For questions and issues:
- Open an issue on GitHub
- Check the example notebooks in the repository
- Review the docstrings 

## Potential Features
- Performance improvement for multiple models by parallelizing API calls across models, not just within models
- Enhanced validation metrics and visualizations (IN PROGRESS, recommendations welcome!)
    - Improved inter-rater reliability visualizations
    - Item evaluation metrics and visualizations 
- Dawid-Skene item ground truth estimation with and without LLM annotators (NOT STARTED)
- Updated score_items to use the Dawid-Skene estimated ground truth (NOT STARTED)
- Update Dawid-Skene methods to generate multiple runs to examine stability (for now, we recommend examining variance independently over multiple seeds)
- Support for multiple concepts simultaneously (NOT STARTED)
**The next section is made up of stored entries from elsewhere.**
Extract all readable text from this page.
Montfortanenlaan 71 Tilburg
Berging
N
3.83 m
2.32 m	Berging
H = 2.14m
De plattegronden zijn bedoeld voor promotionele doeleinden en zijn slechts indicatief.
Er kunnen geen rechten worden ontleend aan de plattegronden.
# Previous Updates (see CHANGELOG.md for all)

## [1.0.0] - 2026-04-16 - 'Summer Body'
### Added
- **Safer Saving Logic**: Instead of using pickles, `pairadigm` now saves and loads data using individual parquet files, which are more robust and efficient. This also means that `pairadigm` objects are now much smaller and faster to load. It also saves the instance construction parameters in a `metadata.json` file, which is used to reconstruct the object when loading.
- **LLM API Cost Estimation**: Added `estimate_costs()` method to calculate token/cost usage via `tiktoken`.
- **Client Addition Workflows**: Incrementally process new LLM clients added to an existing dataset.
- **Dawid-Skene Enhancements**: Return confusion matrices alongside ranking metrics; warnings for 3-class ties.

### Updated
- **Unified Breakdowns**: Consolidated breakdown generation into a single robust `generate_breakdowns()` method.
- **Module-Level Ordinal Logic**: Multi-annotator ordinal evaluations moved to the module level.
- **Documentation**: Overhauled `core.py` docstrings with full researcher-friendly examples.

### Fixed
- Assorted data constraints, duplicate `kwargs`, and sparse dataset bugs across the AltTest and validation components.